Del “no estás solo” al “sí estás solo”
Claudia Sheinbaum sigue teniendo la última palabra en Morena. Bastó un mensaje en X para cuestionar el regreso de Rubén Rocha Moya a sus funciones como gobernador de Sinaloa para que, casi de inmediato, los principales bastiones guindas cerraran filas con la presidenta.
La escena resulta paradójica.
Hace apenas unos meses, muchos de esos mismos actores políticos participaron en aquella toma de tribuna en la que, al unísono, gritaban “¡No estás solo!”, en respaldo al gobernador sinaloense.
Hoy, sin embargo, el discurso cambió. El regreso de Rocha Moya sin una señal de aprobación desde Palacio Nacional ya no parece ser motivo de respaldo, sino de incomodidad.
Y el asunto debe tratarse con pinzas. No es cualquier cosa que el gobierno de Estados Unidos haya señalado presuntos vínculos con el crimen organizado y que, posteriormente, la Fiscalía General de la República abriera una carpeta de investigación. Son señalamientos que, por su gravedad, inevitablemente colocan al gobierno sinaloense bajo una lupa nacional e internacional.
Pero más allá del caso Rocha, hay una lectura política que no puede ignorarse: Sheinbaum está marcando distancia, poco a poco, con el Morena de Andrés Manuel López Obrador.
No necesariamente con confrontaciones públicas ni con rupturas estridentes. Lo hace mediante decisiones, señales y, sobre todo, mediante la construcción de una estructura propia de aliados en posiciones estratégicas dentro del partido.
El mensaje parece claro: el liderazgo de Morena ya no depende exclusivamente de quien fundó el movimiento, sino de quien hoy ocupa la Presidencia de la República.
Y Sinaloa puede convertirse en una prueba de fuego.
Por ahora, la entidad no tiene gobernador en funciones, sino un encargado del despacho.
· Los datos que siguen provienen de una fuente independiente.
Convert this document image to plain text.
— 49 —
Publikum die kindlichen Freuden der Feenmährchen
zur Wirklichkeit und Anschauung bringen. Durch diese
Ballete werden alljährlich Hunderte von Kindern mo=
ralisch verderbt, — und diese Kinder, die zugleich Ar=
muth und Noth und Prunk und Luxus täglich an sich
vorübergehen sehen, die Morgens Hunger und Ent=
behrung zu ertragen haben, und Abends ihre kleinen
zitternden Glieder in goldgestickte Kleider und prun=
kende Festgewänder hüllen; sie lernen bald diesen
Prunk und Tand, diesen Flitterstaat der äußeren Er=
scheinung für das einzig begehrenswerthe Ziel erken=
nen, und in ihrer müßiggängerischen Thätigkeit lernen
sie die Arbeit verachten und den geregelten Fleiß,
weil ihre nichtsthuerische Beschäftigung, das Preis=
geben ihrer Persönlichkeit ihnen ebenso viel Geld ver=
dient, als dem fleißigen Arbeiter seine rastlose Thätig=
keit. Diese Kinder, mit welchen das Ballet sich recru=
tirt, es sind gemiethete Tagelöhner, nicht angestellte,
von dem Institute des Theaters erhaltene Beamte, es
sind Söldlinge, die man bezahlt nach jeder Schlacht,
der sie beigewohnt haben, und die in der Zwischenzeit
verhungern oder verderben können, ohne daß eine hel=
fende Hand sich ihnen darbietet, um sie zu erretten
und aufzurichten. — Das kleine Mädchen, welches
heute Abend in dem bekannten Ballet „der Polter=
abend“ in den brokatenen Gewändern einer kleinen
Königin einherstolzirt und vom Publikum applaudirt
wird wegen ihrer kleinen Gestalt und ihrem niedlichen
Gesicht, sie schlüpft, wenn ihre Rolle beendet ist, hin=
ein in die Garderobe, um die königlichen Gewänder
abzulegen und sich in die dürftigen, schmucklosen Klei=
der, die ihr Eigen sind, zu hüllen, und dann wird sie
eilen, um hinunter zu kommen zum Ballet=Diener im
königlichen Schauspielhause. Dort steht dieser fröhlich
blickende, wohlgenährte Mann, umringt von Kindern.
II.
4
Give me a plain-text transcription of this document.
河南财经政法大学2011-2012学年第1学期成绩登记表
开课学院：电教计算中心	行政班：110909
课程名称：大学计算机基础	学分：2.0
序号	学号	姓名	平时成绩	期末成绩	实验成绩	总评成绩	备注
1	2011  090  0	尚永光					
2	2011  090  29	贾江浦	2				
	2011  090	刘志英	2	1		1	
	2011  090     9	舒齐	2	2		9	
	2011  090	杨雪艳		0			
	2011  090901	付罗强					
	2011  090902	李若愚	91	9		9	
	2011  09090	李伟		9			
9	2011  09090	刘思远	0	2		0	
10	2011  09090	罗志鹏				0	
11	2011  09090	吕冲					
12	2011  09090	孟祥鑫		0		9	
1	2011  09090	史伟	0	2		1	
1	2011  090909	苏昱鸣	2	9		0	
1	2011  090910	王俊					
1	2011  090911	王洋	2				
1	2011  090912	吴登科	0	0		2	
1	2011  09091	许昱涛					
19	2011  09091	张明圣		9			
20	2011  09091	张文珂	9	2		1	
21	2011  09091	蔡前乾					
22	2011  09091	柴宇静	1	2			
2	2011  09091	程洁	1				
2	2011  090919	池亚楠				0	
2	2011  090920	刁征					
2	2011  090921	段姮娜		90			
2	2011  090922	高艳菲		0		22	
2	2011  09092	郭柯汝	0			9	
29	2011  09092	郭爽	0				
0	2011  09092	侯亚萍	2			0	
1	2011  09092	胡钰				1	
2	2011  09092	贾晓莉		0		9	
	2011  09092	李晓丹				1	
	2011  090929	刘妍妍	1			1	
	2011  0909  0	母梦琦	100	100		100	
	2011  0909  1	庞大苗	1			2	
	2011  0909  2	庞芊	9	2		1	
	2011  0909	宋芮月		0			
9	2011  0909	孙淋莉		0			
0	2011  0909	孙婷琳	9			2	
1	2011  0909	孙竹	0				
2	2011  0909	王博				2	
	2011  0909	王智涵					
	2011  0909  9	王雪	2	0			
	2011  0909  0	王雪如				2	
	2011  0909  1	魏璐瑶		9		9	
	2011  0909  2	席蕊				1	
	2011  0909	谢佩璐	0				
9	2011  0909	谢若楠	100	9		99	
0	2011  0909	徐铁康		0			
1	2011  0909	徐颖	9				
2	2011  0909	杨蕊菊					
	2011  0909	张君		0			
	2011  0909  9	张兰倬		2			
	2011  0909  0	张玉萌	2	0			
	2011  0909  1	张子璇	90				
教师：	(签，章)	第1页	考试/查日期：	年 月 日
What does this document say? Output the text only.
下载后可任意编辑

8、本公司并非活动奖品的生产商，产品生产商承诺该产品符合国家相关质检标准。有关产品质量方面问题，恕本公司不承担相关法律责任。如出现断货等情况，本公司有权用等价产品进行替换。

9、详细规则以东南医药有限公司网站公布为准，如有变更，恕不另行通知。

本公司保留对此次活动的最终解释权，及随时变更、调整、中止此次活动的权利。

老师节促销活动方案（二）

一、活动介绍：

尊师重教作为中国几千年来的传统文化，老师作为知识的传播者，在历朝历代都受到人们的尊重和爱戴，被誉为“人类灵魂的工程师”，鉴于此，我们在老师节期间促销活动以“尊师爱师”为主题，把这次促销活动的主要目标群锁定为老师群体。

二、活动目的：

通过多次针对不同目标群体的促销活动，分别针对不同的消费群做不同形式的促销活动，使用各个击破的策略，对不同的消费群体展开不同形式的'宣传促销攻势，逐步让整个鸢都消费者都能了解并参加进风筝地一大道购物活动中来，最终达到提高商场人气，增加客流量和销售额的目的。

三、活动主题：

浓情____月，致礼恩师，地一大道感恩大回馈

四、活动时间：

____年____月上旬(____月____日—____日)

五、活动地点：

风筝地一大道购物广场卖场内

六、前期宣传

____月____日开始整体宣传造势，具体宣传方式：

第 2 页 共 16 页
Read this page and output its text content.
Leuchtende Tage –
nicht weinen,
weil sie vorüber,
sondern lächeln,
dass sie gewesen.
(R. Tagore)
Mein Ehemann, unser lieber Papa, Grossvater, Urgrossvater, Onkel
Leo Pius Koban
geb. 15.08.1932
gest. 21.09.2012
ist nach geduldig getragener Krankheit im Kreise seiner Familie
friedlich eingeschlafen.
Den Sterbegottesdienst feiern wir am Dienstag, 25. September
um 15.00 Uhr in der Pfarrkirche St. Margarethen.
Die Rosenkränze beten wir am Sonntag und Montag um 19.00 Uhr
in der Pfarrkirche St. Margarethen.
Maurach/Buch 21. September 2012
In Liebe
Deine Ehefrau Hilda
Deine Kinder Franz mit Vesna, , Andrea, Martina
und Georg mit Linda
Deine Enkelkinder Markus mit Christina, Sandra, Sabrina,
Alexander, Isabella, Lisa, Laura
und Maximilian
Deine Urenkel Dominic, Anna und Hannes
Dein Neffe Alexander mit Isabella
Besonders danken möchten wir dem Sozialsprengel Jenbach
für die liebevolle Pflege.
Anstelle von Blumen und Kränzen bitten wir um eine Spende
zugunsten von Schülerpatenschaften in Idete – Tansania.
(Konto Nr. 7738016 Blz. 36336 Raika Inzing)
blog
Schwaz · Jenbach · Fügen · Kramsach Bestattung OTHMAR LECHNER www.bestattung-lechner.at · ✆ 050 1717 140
Pero el verdadero problema para Morena está más adelante: la elección.
Porque si el partido pierde Sinaloa en la próxima contienda, la lectura política será mucho más dura que una simple derrota electoral. Podría interpretarse como el fracaso de un gobierno que no logró recuperar la seguridad ni contener la violencia.
De aquel “no estás solo” que retumbaba en el Congreso, hoy parece quedar una pregunta incómoda:
¿En qué momento dejaron solo a Rocha Moya?
Y, sobre todo, ¿quién decidió que ya era momento de hacerlo?